VENET FOUNDATION
Venet Foundation, Le Muy, Var 13 juin – 13 septembre 2019
L’exposition estivale 2019 de la Venet Foundation rend hommage à Claude Viallat, l’un des plus grand coloriste de son temps.
Sous le commissariat d’Alexandre Devals, directeur de la fondation, « Claude Viallat – Libérer la couleur » présente une vingtaine d’œuvres de Claude Viallat de grand format réalisées sur bâches militaires, une série entamée à la fin des années 1970 qui se prolonge jusque dans les dernières années. Le cœur de l’exposition se compose des œuvres montrées en 1980 au CAPC de Bordeaux, exposition majeure et pivotale dans l’œuvre de Viallat par l’utilisation d’un support dense, l’exploration de la polychromie et le découpage de la toile en registres. Cette exposition a marqué un tournant dans la pratique de Viallat et le consacre comme l’un des plus grands coloristes de son temps.

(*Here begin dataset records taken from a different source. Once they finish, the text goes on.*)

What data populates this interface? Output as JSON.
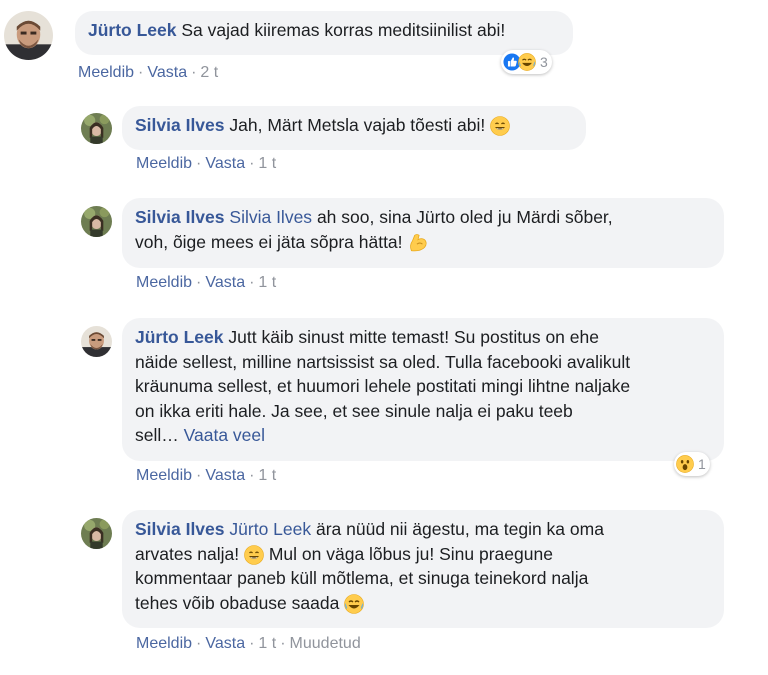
{
  "comments": [
    {
      "author": "Jürto Leek",
      "text": "Sa vajad kiiremas korras meditsiinilist abi!",
      "actions": {
        "like": "Meeldib",
        "reply": "Vasta",
        "time": "2 t"
      },
      "reaction_count": "3",
      "reactions": [
        "like-icon",
        "laughing-face-icon"
      ]
    },
    {
      "author": "Silvia Ilves",
      "text": "Jah, Märt Metsla vajab tõesti abi!",
      "emoji": "smiling-face-icon",
      "actions": {
        "like": "Meeldib",
        "reply": "Vasta",
        "time": "1 t"
      }
    },
    {
      "author": "Silvia Ilves",
      "mention": "Silvia Ilves",
      "text_line1": "ah soo, sina Jürto oled ju Märdi sõber,",
      "text_line2": "voh, õige mees ei jäta sõpra hätta!",
      "emoji": "flexed-biceps-icon",
      "actions": {
        "like": "Meeldib",
        "reply": "Vasta",
        "time": "1 t"
      }
    },
    {
      "author": "Jürto Leek",
      "text_line1": "Jutt käib sinust mitte temast! Su postitus on ehe",
      "text_line2": "näide sellest, milline nartsissist sa oled. Tulla facebooki avalikult",
      "text_line3": "kräunuma sellest, et huumori lehele postitati mingi lihtne naljake",
      "text_line4": "on ikka eriti hale. Ja see, et see sinule nalja ei paku teeb",
      "text_line5": "sell…",
      "see_more": "Vaata veel",
      "actions": {
        "like": "Meeldib",
        "reply": "Vasta",
        "time": "1 t"
      },
      "reaction_count": "1",
      "reactions": [
        "surprised-face-icon"
      ]
    },
    {
      "author": "Silvia Ilves",
      "mention": "Jürto Leek",
      "text_line1": "ära nüüd nii ägestu, ma tegin ka oma",
      "text_line2a": "arvates nalja!",
      "text_line2b": "Mul on väga lõbus ju! Sinu praegune",
      "text_line3": "kommentaar paneb küll mõtlema, et sinuga teinekord nalja",
      "text_line4": "tehes võib obaduse saada",
      "emojis": [
        "smiling-face-icon",
        "tears-of-joy-icon"
      ],
      "actions": {
        "like": "Meeldib",
        "reply": "Vasta",
        "time": "1 t",
        "edited": "Muudetud"
      }
    }
  ],
  "colors": {
    "link": "#385898",
    "bubble": "#f2f3f5",
    "meta": "#90949c",
    "like_blue": "#1877f2",
    "emoji_yellow": "#ffcc4d"
  }
}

RAPPEL DE L’EXPOSITION HISTORIQUE AU CAPC DE BORDEAUX
Pour aborder l’immense espace du CAPC encore brut à la fin des années 1970, son fondateur et directeur de l’époque Jean-Louis Froment demande à Claude Viallat sur quel support il voudrait travailler. Viallat rêve d’une tente de cirque, Froment lui envoie un camion remplit d’épaisses tentes venues d’un surplus de l’armée.
Exorciser la couleur
Face à cette montagne kakie, Viallat décide de se débarrasser de la connotation qu’elle dégage en recouvrant la première tente de blanc, un apprêt sur lequel il applique en séquences verticales sa forme. Dans chaque registre elle se décline dans un sens, dans une couleur, sur un fond monochrome.
Après avoir « lavé » ainsi la toile, l’avoir exorcisée, dépassant la symbolique de la couleur, il lui a fallu se souvenir des dessins du fauve avignonnais Auguste Chabaud réalisés sur des papiers de boucherie verdâtres. C’est en faisant appel à un système de référence différent qu’il accepte le support militaire et l’intègre peu à peu en le gardant en réserve.
La première spécificité de cette exposition c’est son support et ce qu’il implique, un travail en matière, plus dense que les œuvres « historiques » plus volontiers associées à Supports-Surfaces qui flottent sur des toiles légères.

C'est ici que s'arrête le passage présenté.